Las cefaleas en racimos (un tipo de dolor de cabeza muy intenso) pueden ser tan dolorosas que dificultan las actividades diarias. Hay tratamientos recomendados para ayudar a controlarlas. Estos tratamientos se agrupan en tres enfoques: cambios en el estilo de vida, medicamentos y procedimientos terapéuticos. A continuación, se explican estas opciones:

  • Cuidados personales y cambios en el estilo de vida:
  • Dejar de fumar: Dejar el tabaco puede mejorar las cefaleas en racimos. Fumar se asocia con más ataques y más intensos.
  • Moderar el alcohol: Limitar el alcohol, sobre todo durante los periodos de cefaleas en racimos, puede reducir la frecuencia y la intensidad de los ataques.
  • Alimentación y dieta: Hacer elecciones saludables, como evitar alimentos desencadenantes y mantener una dieta equilibrada, puede ayudar a controlar las cefaleas.
  • Cambios en la actividad: La actividad física regular y manejar el estrés con técnicas de relajación, como yoga o meditación, pueden aliviar los síntomas.
  • Medicamentos:
  • Tratamiento de alivio rápido: La oxigenoterapia (respirar oxígeno) y los triptanes (como sumatriptán) se recomiendan con frecuencia para el alivio durante los ataques. También se pueden usar ergotaminas y lidocaína intranasal.
  • Tratamiento preventivo: Verapamilo, carbonato de litio, topiramato y prednisona pueden prevenir los episodios o reducir su gravedad. También se pueden usar antagonistas del péptido relacionado con el gen de la calcitonina (CGRP), pero hay evidencia limitada que apoye su uso en la cefalea en racimos.
  • Tratamientos de transición: Algunas personas necesitan tratamiento temporal mientras esperan que su medicina preventiva haga efecto. Esto puede incluir inyecciones de esteroides cerca de la base del cráneo (inyecciones suboccipitales) o un tratamiento corto con esteroides.
  • Procedimientos terapéuticos:
  • Técnicas de neuromodulación: Se estudian técnicas invasivas y no invasivas como posibles opciones. Buscan ajustar o influir en la actividad de los nervios para aliviar los síntomas.
  • Procedimientos quirúrgicos: En casos poco frecuentes, cuando otros tratamientos no funcionan, se pueden considerar la estimulación cerebral profunda o la estimulación del nervio occipital.
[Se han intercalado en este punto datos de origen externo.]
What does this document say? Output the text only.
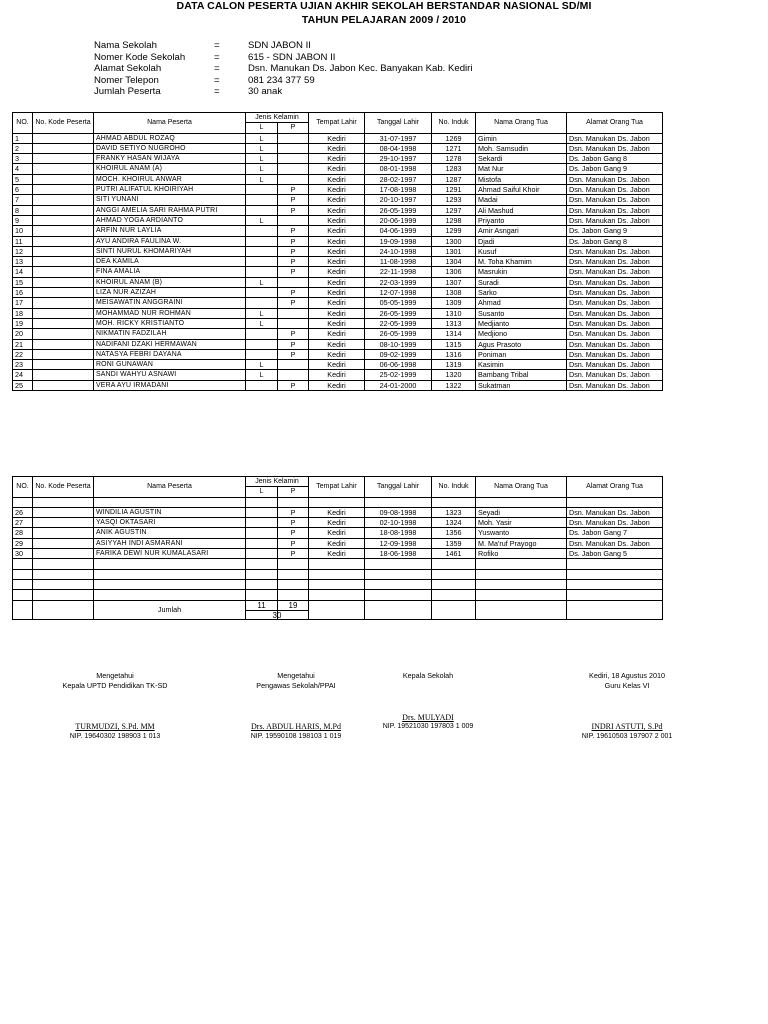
DATA CALON PESERTA UJIAN AKHIR SEKOLAH BERSTANDAR NASIONAL SD/MI
TAHUN PELAJARAN 2009 / 2010
Nama Sekolah	=	SDN JABON II
Nomer Kode Sekolah	=	615 - SDN JABON II
Alamat Sekolah	=	Dsn. Manukan Ds. Jabon Kec. Banyakan Kab. Kediri
Nomer Telepon	=	081 234 377 59
Jumlah Peserta	=	30 anak
NO.	No. Kode Peserta	Nama Peserta	Jenis Kelamin		Tempat Lahir	Tanggal Lahir	No. Induk	Nama Orang Tua	Alamat Orang Tua
			L	P					
1		AHMAD ABDUL ROZAQ	L		Kediri	31-07-1997	1269	Gimin	Dsn. Manukan Ds. Jabon
2		DAVID SETIYO NUGROHO	L		Kediri	08-04-1998	1271	Moh. Samsudin	Dsn. Manukan Ds. Jabon
3		FRANKY HASAN WIJAYA	L		Kediri	29-10-1997	1278	Sekardi	Ds. Jabon Gang 8
4		KHOIRUL ANAM (A)	L		Kediri	08-01-1998	1283	Mat Nur	Ds. Jabon Gang 9
5		MOCH. KHOIRUL ANWAR	L		Kediri	28-02-1997	1287	Mistofa	Dsn. Manukan Ds. Jabon
6		PUTRI ALIFATUL KHOIRIYAH		P	Kediri	17-08-1998	1291	Ahmad Saiful Khoir	Dsn. Manukan Ds. Jabon
7		SITI YUNANI		P	Kediri	20-10-1997	1293	Madai	Dsn. Manukan Ds. Jabon
8		ANGGI AMELIA SARI RAHMA PUTRI		P	Kediri	26-05-1999	1297	Ali Mashud	Dsn. Manukan Ds. Jabon
9		AHMAD YOGA ARDIANTO	L		Kediri	20-06-1999	1298	Priyanto	Dsn. Manukan Ds. Jabon
10		ARFIN NUR LAYLIA		P	Kediri	04-06-1999	1299	Amir Asngari	Ds. Jabon Gang 9
11		AYU ANDIRA FAULINA W.		P	Kediri	19-09-1998	1300	Djadi	Ds. Jabon Gang 8
12		SINTI NURUL KHOMARIYAH		P	Kediri	24-10-1998	1301	Kusuf	Dsn. Manukan Ds. Jabon
13		DEA KAMILA		P	Kediri	11-08-1998	1304	M. Toha Khamim	Dsn. Manukan Ds. Jabon
14		FINA AMALIA		P	Kediri	22-11-1998	1306	Masrukin	Dsn. Manukan Ds. Jabon
15		KHOIRUL ANAM (B)	L		Kediri	22-03-1999	1307	Suradi	Dsn. Manukan Ds. Jabon
16		LIZA NUR AZIZAH		P	Kediri	12-07-1998	1308	Sarko	Dsn. Manukan Ds. Jabon
17		MEISAWATIN ANGGRAINI		P	Kediri	05-05-1999	1309	Ahmad	Dsn. Manukan Ds. Jabon
18		MOHAMMAD NUR ROHMAN	L		Kediri	26-05-1999	1310	Susanto	Dsn. Manukan Ds. Jabon
19		MOH. RICKY KRISTIANTO	L		Kediri	22-05-1999	1313	Medjianto	Dsn. Manukan Ds. Jabon
20		NIKMATIN FADZILAH		P	Kediri	26-05-1999	1314	Medjiono	Dsn. Manukan Ds. Jabon
21		NADIFANI DZAKI HERMAWAN		P	Kediri	08-10-1999	1315	Agus Prasoto	Dsn. Manukan Ds. Jabon
22		NATASYA FEBRI DAYANA		P	Kediri	09-02-1999	1316	Poniman	Dsn. Manukan Ds. Jabon
23		RONI GUNAWAN	L		Kediri	06-06-1998	1319	Kasimin	Dsn. Manukan Ds. Jabon
24		SANDI WAHYU ASNAWI	L		Kediri	25-02-1999	1320	Bambang Tribal	Dsn. Manukan Ds. Jabon
25		VERA AYU IRMADANI		P	Kediri	24-01-2000	1322	Sukatman	Dsn. Manukan Ds. Jabon
NO.	No. Kode Peserta	Nama Peserta	Jenis Kelamin		Tempat Lahir	Tanggal Lahir	No. Induk	Nama Orang Tua	Alamat Orang Tua
			L	P					

26		WINDILIA AGUSTIN		P	Kediri	09-08-1998	1323	Seyadi	Dsn. Manukan Ds. Jabon
27		YASQI OKTASARI		P	Kediri	02-10-1998	1324	Moh. Yasir	Dsn. Manukan Ds. Jabon
28		ANIK AGUSTIN		P	Kediri	18-08-1998	1356	Yuswanto	Ds. Jabon Gang 7
29		ASIYYAH INDI ASMARANI		P	Kediri	12-09-1998	1359	M. Ma'ruf Prayogo	Dsn. Manukan Ds. Jabon
30		FARIKA DEWI NUR KUMALASARI		P	Kediri	18-06-1998	1461	Rofiko	Ds. Jabon Gang 5

		Jumlah	11	19					
Mengetahui
Kepala UPTD Pendidikan TK-SD
TURMUDZI, S.Pd. MM
NIP. 19640302 198903 1 013
Mengetahui
Pengawas Sekolah/PPAI
Drs. ABDUL HARIS, M.Pd
NIP. 19590108 198103 1 019
Kepala Sekolah
Drs. MULYADI
NIP. 19521030 197803 1 009
Kediri, 18 Agustus 2010
Guru Kelas VI
INDRI ASTUTI, S.Pd
NIP. 19610503 197907 2 001
30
El tratamiento adecuado depende de varios factores, como su historia clínica, la gravedad de los síntomas y su respuesta a las terapias. Consulte siempre con un profesional de la salud que se especialice en trastornos de dolor de cabeza para obtener un diagnóstico preciso y un plan de tratamiento personalizado. Esa persona puede evaluar su situación y guiarle hacia las opciones más adecuadas para sus cefaleas en racimos.

La dosis de los medicamentos puede cambiar por muchos factores. Hable con su profesional de la salud sobre la dosis adecuada para usted. Pueden presentarse efectos secundarios. Consulte con su profesional de la salud o lea la información que viene con su medicamento para conocer los posibles efectos secundarios.